Like the Cryogenian glaciation, the Karoo ice age featured two peaks in ice cover that may well have been distinct ice ages. They took place in the Mississipian period, 359 to 318 million years ago, and again in the Pennsylvanian 318 to 299 million years ago.

These ice ages may have been the result of the expansion of land plants that followed the Cryogenian. As plants spread over the planet, they absorbed CO2 from the atmosphere and released oxygen (PDF). As a result CO2 levels fell and the greenhouse effect weakened, triggering an ice age. There is some evidence that the ice came and went in regular cycles, driven by changes in Earth’s orbit. If true, this would mean that the Karoo ice age operated in much the same way as the current one.

The main trigger for the Quaternary glaciation was the continuing fall in the level of CO2 in the atmosphere due to the weathering of the Himalayas. However, the timing of the glacials and interglacials was driven by periodic changes in Earth’s orbit that change the amount of sunshine reaching various parts of the planet. The effect of these small orbital changes was amplified by positive feedbacks, such as changes in greenhouse gas levels....


There's more where that came from. You ought to read more carefully next time.
 
No, we're not. The last Ice Age ended around 10,000 years ago. See #122 / 124 above.

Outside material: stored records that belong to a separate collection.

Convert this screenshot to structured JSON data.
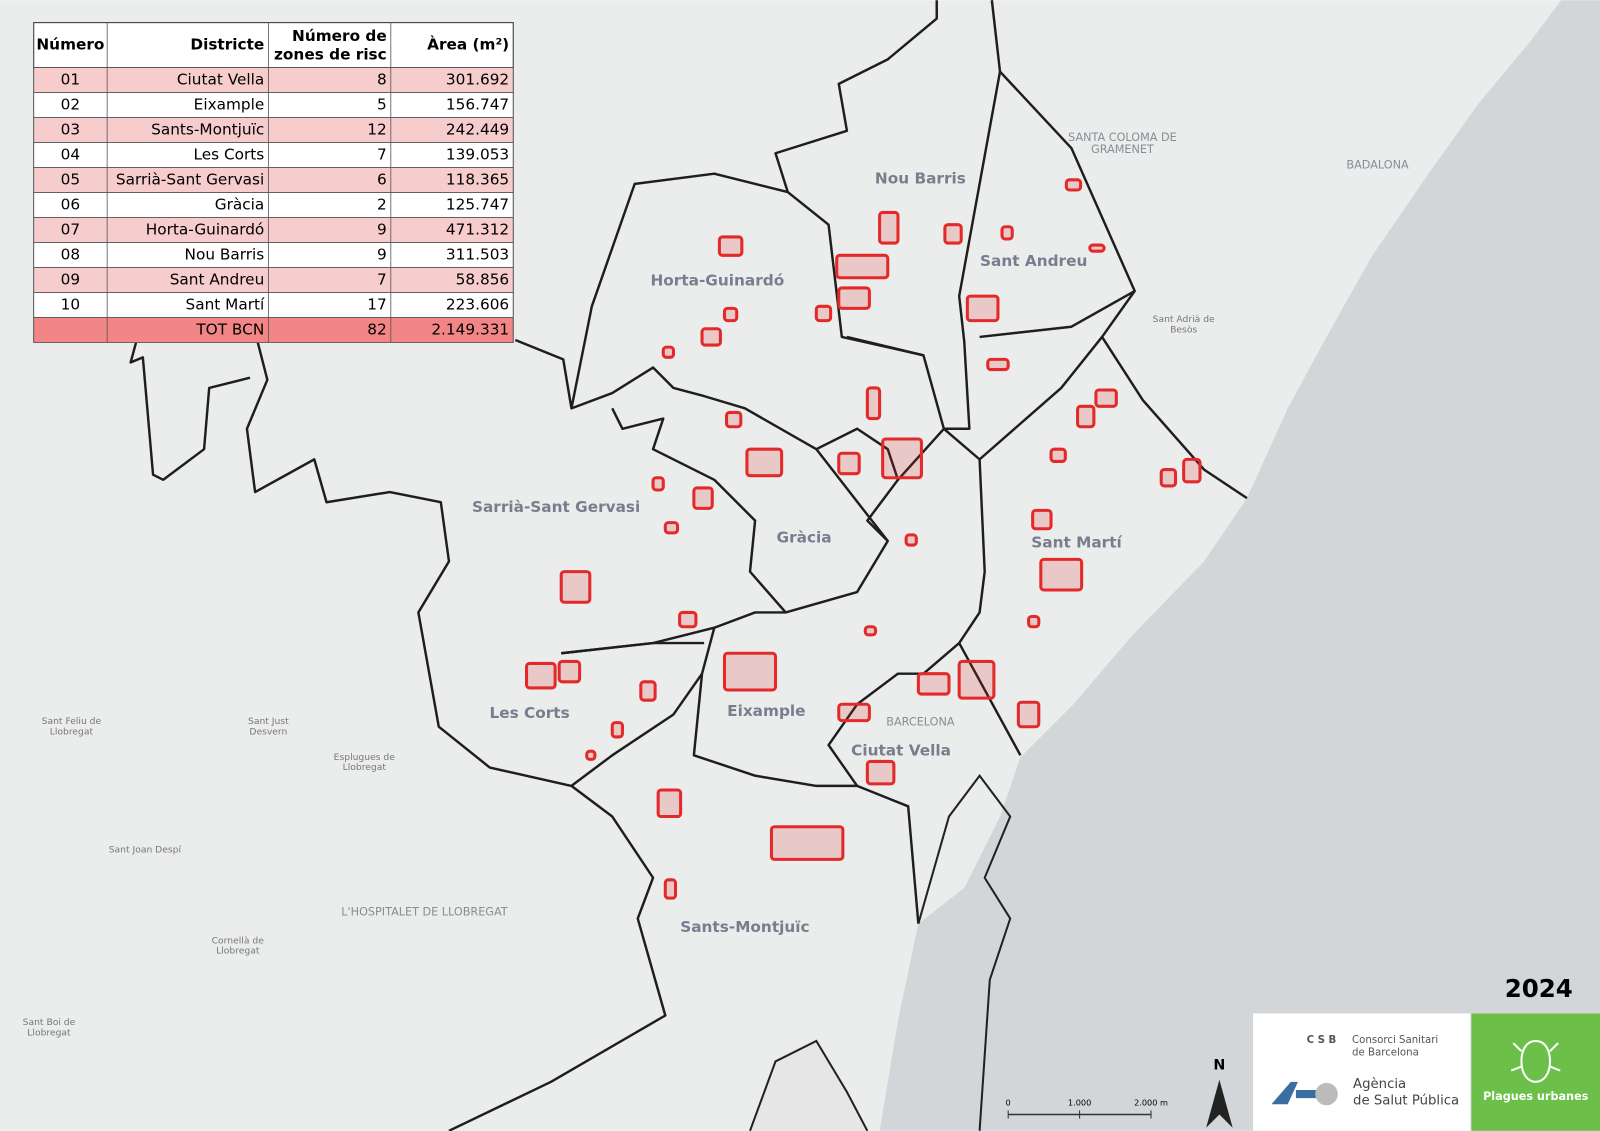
{
  "table": {
    "header": [
      "Número",
      "Districte",
      "Número de zones de risc",
      "Àrea (m²)"
    ],
    "rows": [
      [
        "01",
        "Ciutat Vella",
        "8",
        "301.692"
      ],
      [
        "02",
        "Eixample",
        "5",
        "156.747"
      ],
      [
        "03",
        "Sants-Montjuïc",
        "12",
        "242.449"
      ],
      [
        "04",
        "Les Corts",
        "7",
        "139.053"
      ],
      [
        "05",
        "Sarrià-Sant Gervasi",
        "6",
        "118.365"
      ],
      [
        "06",
        "Gràcia",
        "2",
        "125.747"
      ],
      [
        "07",
        "Horta-Guinardó",
        "9",
        "471.312"
      ],
      [
        "08",
        "Nou Barris",
        "9",
        "311.503"
      ],
      [
        "09",
        "Sant Andreu",
        "7",
        "58.856"
      ],
      [
        "10",
        "Sant Martí",
        "17",
        "223.606"
      ]
    ],
    "total": [
      "TOT BCN",
      "82",
      "2.149.331"
    ]
  },
  "districts": [
    "Nou Barris",
    "Sant Andreu",
    "Horta-Guinardó",
    "Sarrià-Sant Gervasi",
    "Gràcia",
    "Sant Martí",
    "Les Corts",
    "Eixample",
    "Ciutat Vella",
    "Sants-Montjuïc"
  ],
  "places": [
    "SANTA COLOMA DE",
    "GRAMENET",
    "BADALONA",
    "L'HOSPITALET DE LLOBREGAT",
    "BARCELONA",
    "Sant Feliu de",
    "Llobregat",
    "Sant Just",
    "Desvern",
    "Esplugues de",
    "Llobregat",
    "Sant Joan Despí",
    "Cornellà de",
    "Llobregat",
    "Sant Boi de",
    "Llobregat",
    "Sant Adrià de",
    "Besòs"
  ],
  "year": "2024",
  "logos": {
    "csb": "C S B",
    "csb_name": [
      "Consorci Sanitari",
      "de Barcelona"
    ],
    "aspb_name": [
      "Agència",
      "de Salut Pública"
    ],
    "program": "Plagues urbanes"
  },
  "scale": [
    "0",
    "1.000",
    "2.000 m"
  ],
  "north": "N"
}
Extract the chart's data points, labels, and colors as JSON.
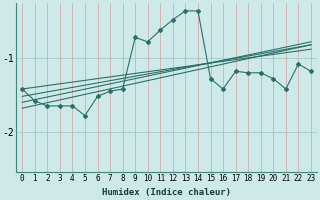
{
  "xlabel": "Humidex (Indice chaleur)",
  "background_color": "#ceeae8",
  "vgrid_color": "#d4a0a0",
  "hgrid_color": "#a8ccc8",
  "line_color": "#2a7068",
  "xlim": [
    -0.5,
    23.5
  ],
  "ylim": [
    -2.55,
    -0.25
  ],
  "yticks": [
    -2,
    -1
  ],
  "xticks": [
    0,
    1,
    2,
    3,
    4,
    5,
    6,
    7,
    8,
    9,
    10,
    11,
    12,
    13,
    14,
    15,
    16,
    17,
    18,
    19,
    20,
    21,
    22,
    23
  ],
  "main_line_x": [
    0,
    1,
    2,
    3,
    4,
    5,
    6,
    7,
    8,
    9,
    10,
    11,
    12,
    13,
    14,
    15,
    16,
    17,
    18,
    19,
    20,
    21,
    22,
    23
  ],
  "main_line_y": [
    -1.42,
    -1.58,
    -1.65,
    -1.65,
    -1.65,
    -1.78,
    -1.52,
    -1.45,
    -1.42,
    -0.72,
    -0.78,
    -0.62,
    -0.48,
    -0.36,
    -0.36,
    -1.28,
    -1.42,
    -1.18,
    -1.2,
    -1.2,
    -1.28,
    -1.42,
    -1.08,
    -1.18
  ],
  "trend_lines": [
    {
      "x": [
        0,
        23
      ],
      "y": [
        -1.42,
        -0.88
      ]
    },
    {
      "x": [
        0,
        23
      ],
      "y": [
        -1.52,
        -0.82
      ]
    },
    {
      "x": [
        0,
        23
      ],
      "y": [
        -1.6,
        -0.78
      ]
    },
    {
      "x": [
        0,
        23
      ],
      "y": [
        -1.68,
        -0.82
      ]
    }
  ],
  "spine_color": "#3a8878",
  "xlabel_fontsize": 6.5,
  "tick_fontsize": 5.5,
  "ytick_fontsize": 7,
  "lw": 0.8,
  "marker_size": 2.0
}
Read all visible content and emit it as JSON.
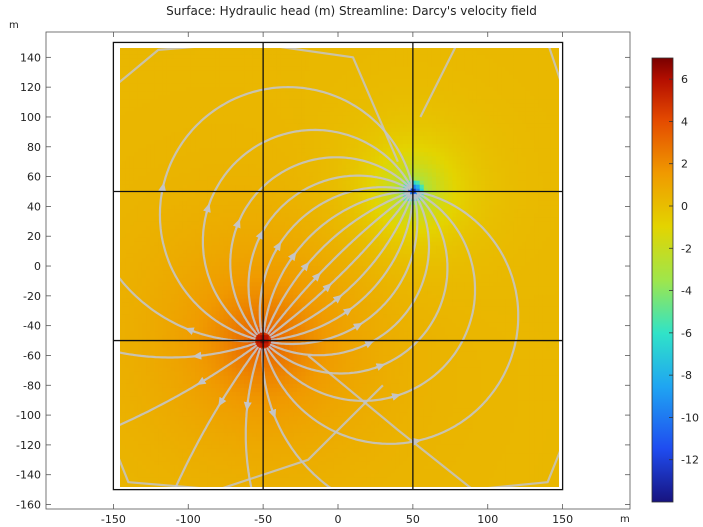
{
  "chart_data": {
    "type": "heatmap",
    "title": "Surface: Hydraulic head (m)  Streamline: Darcy's velocity field",
    "xunit": "m",
    "yunit": "m",
    "xlim": [
      -195,
      195
    ],
    "ylim": [
      -163,
      157
    ],
    "xticks": [
      -150,
      -100,
      -50,
      0,
      50,
      100,
      150
    ],
    "yticks": [
      -160,
      -140,
      -120,
      -100,
      -80,
      -60,
      -40,
      -20,
      0,
      20,
      40,
      60,
      80,
      100,
      120,
      140
    ],
    "domain": {
      "x": [
        -150,
        150
      ],
      "y": [
        -150,
        150
      ]
    },
    "grid_lines": {
      "x": [
        -50,
        50
      ],
      "y": [
        -50,
        50
      ]
    },
    "wells": [
      {
        "x": -50,
        "y": -50,
        "head": 7,
        "role": "injection"
      },
      {
        "x": 50,
        "y": 50,
        "head": -14,
        "role": "extraction"
      }
    ],
    "background_head": 0,
    "colorbar": {
      "range": [
        -14,
        7
      ],
      "ticks": [
        4,
        2,
        0,
        -2,
        -4,
        -6,
        -8,
        -10,
        -12,
        6
      ],
      "colormap": [
        "#17137f",
        "#1f4cf0",
        "#1fa5f2",
        "#30e3c8",
        "#9fe64b",
        "#e3d400",
        "#f09a00",
        "#e44a00",
        "#b50f00",
        "#7a0000"
      ]
    },
    "streamline_color": "#c4c4c4",
    "grid_line_color": "#111111"
  }
}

What are you babbling on about. We are still in the ice age and have not yet come out of it. Thus the large Ice sheets on the North and south pole.
 
Thus my phrase, "coming out of an ice age".

It will be several million more years before we come out of an ice age. This fifth ice-age has only been around for the last 2.58 million years. The prior four ice-ages lasted tens of millions of years. The last ice-age began 350 million years ago and didn't end until 270 million years ago. So don't hold your breath waiting for this ice-age to end anytime soon.